Daniel Sylvestre, Le Compteur intelligent (SF)
Daniel Sylvestre
Le Compteur intelligent
Montréal, La Mèche, 2013, 108 p.
Dans le volume II de la série Carnets libres, Daniel Sylvestre récupère avec originalité un sujet qui, bien que banal, ne laisse pas indifférent. Il s’inspire d’un fait réel : l’installation de compteurs électriques intelligents dans le quartier Villeray à Montréal. Malgré quelques lacunes, l’idée était bonne en soi étant donné la réticence de citoyens à cette nouvelle technologie dans la réalité.
On sent d’ailleurs un fond d’ironie que l’auteur aurait pu utiliser davantage : « 7 mai 2012 – 10 : 32 Je longe la forêt de piliers qui soutient le subtil Métropolitain. J’aime ce boulevard pour sa laideur, ses rampes d’accès qui rendent les automobiles assassins. […] Je sais, il limite l’espérance de vie de ceux qui habitent sous son nuage de particules fines, mais bientôt nous aurons besoin de compteurs intelligents pour compenser. » (p. 14)
Derrière l’installation de ces compteurs intelligents se dissimule un complot fomenté par l’Ordre du Temple solaire qui prend le contrôle de Québec Volt (Hydro Québec), complot que tentent de percer Daniel (travailleur autonome qui, incidemment, porte le même nom de famille que l’auteur) et Hélène, sa conjointe.

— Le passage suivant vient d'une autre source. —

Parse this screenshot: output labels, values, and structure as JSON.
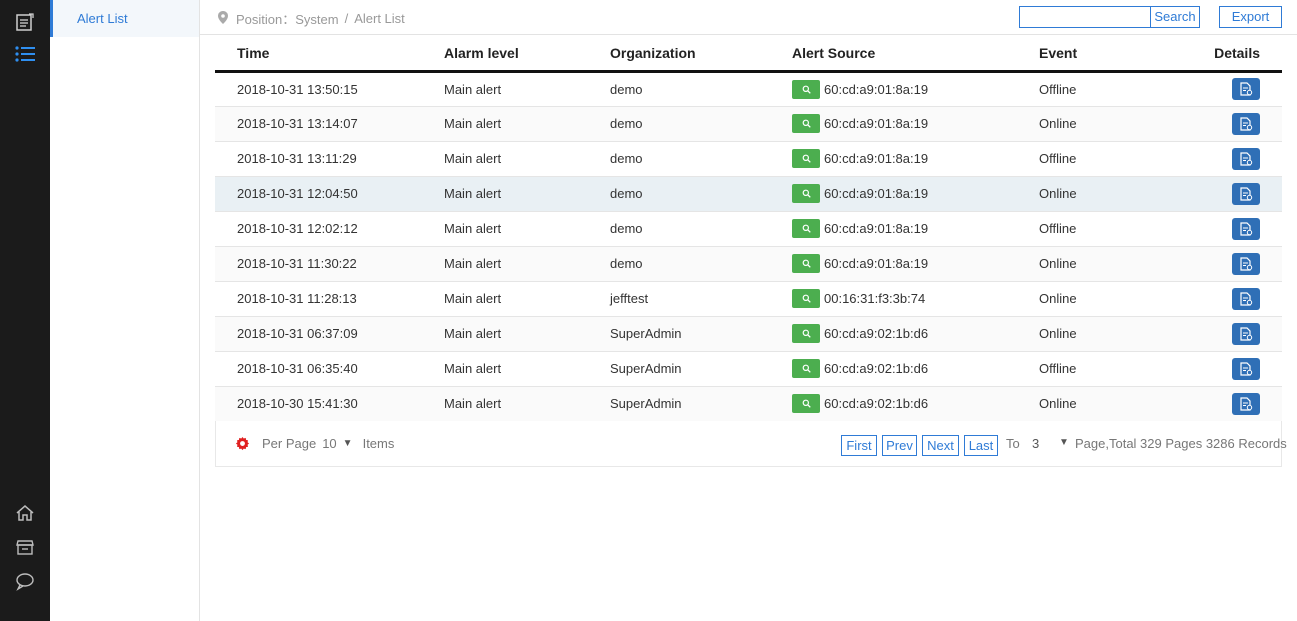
{
  "rail": {
    "icons": [
      "notebook-icon",
      "list-icon",
      "home-icon",
      "store-icon",
      "chat-icon"
    ]
  },
  "subnav": {
    "active_item": "Alert List"
  },
  "breadcrumb": {
    "prefix": "Position：System",
    "separator": "/",
    "current": "Alert List"
  },
  "search": {
    "value": "",
    "placeholder": "",
    "button_label": "Search"
  },
  "export_label": "Export",
  "colors": {
    "accent": "#2f7bd6",
    "rail_bg": "#1b1b1b",
    "query_green": "#4cae4f",
    "details_blue": "#2f6fb6"
  },
  "table": {
    "headers": {
      "time": "Time",
      "level": "Alarm level",
      "org": "Organization",
      "source": "Alert Source",
      "event": "Event",
      "details": "Details"
    },
    "rows": [
      {
        "time": "2018-10-31 13:50:15",
        "level": "Main alert",
        "org": "demo",
        "source": "60:cd:a9:01:8a:19",
        "event": "Offline"
      },
      {
        "time": "2018-10-31 13:14:07",
        "level": "Main alert",
        "org": "demo",
        "source": "60:cd:a9:01:8a:19",
        "event": "Online"
      },
      {
        "time": "2018-10-31 13:11:29",
        "level": "Main alert",
        "org": "demo",
        "source": "60:cd:a9:01:8a:19",
        "event": "Offline"
      },
      {
        "time": "2018-10-31 12:04:50",
        "level": "Main alert",
        "org": "demo",
        "source": "60:cd:a9:01:8a:19",
        "event": "Online"
      },
      {
        "time": "2018-10-31 12:02:12",
        "level": "Main alert",
        "org": "demo",
        "source": "60:cd:a9:01:8a:19",
        "event": "Offline"
      },
      {
        "time": "2018-10-31 11:30:22",
        "level": "Main alert",
        "org": "demo",
        "source": "60:cd:a9:01:8a:19",
        "event": "Online"
      },
      {
        "time": "2018-10-31 11:28:13",
        "level": "Main alert",
        "org": "jefftest",
        "source": "00:16:31:f3:3b:74",
        "event": "Online"
      },
      {
        "time": "2018-10-31 06:37:09",
        "level": "Main alert",
        "org": "SuperAdmin",
        "source": "60:cd:a9:02:1b:d6",
        "event": "Online"
      },
      {
        "time": "2018-10-31 06:35:40",
        "level": "Main alert",
        "org": "SuperAdmin",
        "source": "60:cd:a9:02:1b:d6",
        "event": "Offline"
      },
      {
        "time": "2018-10-30 15:41:30",
        "level": "Main alert",
        "org": "SuperAdmin",
        "source": "60:cd:a9:02:1b:d6",
        "event": "Online"
      }
    ]
  },
  "pager": {
    "per_page_label": "Per Page",
    "per_page_value": "10",
    "items_label": "Items",
    "first": "First",
    "prev": "Prev",
    "next": "Next",
    "last": "Last",
    "to_label": "To",
    "page_value": "3",
    "total_text": "Page,Total  329 Pages  3286 Records"
  }
}
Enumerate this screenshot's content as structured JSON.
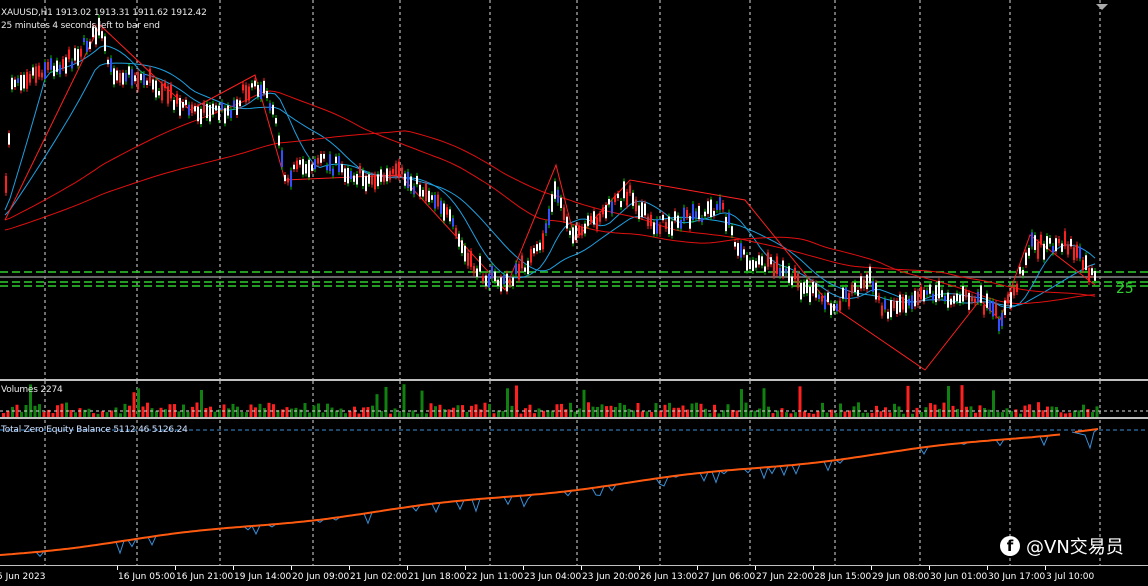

Même si le récit dénonce l’emprise malsaine de groupements religieux, effectuant ainsi une certaine réflexion appropriée, il se veut accessible. Les amateurs inconditionnels du fantastique et de la science-fiction pourront y trouver leur compte.
Pour ma part, je trouve que la formule du carnet limite un peu les possibilités narratives pour ce genre de sujet. Mais, en revanche, les illustrations complètent bien ce dernier et jouent un rôle évocateur en permettant au lecteur de pénétrer mentalement dans cet univers.
La peur est l’élément déclencheur du récit. Peur du changement qui a inspiré partiellement l’histoire et qui ne semble être ressentie que par Daniel et Hélène. En général, les résidents semblent accepter facilement ce changement dans leurs vies, comme si cette attitude dénotait une certaine aliénation chez eux.
Les illustrations font d’ailleurs bien ressortir l’anonymat qui caractérise les relations entre les personnages. Ces rapports auraient cependant gagné à être mieux démontrés et approfondis. Par ailleurs, les compteurs intelligents prennent trop de place, et ce au détriment des relations humaines : « 8 août 2012 – 21 : 22 Nous avons un appareil de compagnie. Il va et vient dans la maison. Discret, sauf quand il s’amuse avec le chat hystérique qui pourchasse son rayon bleu. Douce euphorie domestique. Devrions-nous en parler aux autres ? Nous chassons cette idée en riant, conscients de l’étrangeté de la situation. » (p. 25)
Le choix du quartier Villeray par l’auteur se justifie entre autres par le fait qu’il constitue un microcosme de la vie montréalaise. Ce quartier populaire a évolué avec le temps. Pensons aux jardins communautaires qui ont contribué à lui donner une nouvelle philosophie.
L’univers du récit se caractérise par l’excès, dimension intéressante du texte qui se manifeste entre autres par des horloges numériques qui reculent. La conclusion est toutefois tirée par les cheveux alors que la tour de Hydro Volt lève dans les airs avant de se désintégrer… avec la complicité d’un des compteurs intelligents !
Cette tentative de redéfinition des normes du genre fantastique confirme l’intérêt du projet d’écriture, mais l’auteur aurait pu y aller avec plus de cohérence. La manière dont il investit ce genre ne fait pas toujours bon ménage avec un style introspectif suscité par la formule du carnet. Le sujet aurait peut-être été plus favorisé par la longueur et le développement inhérents au roman.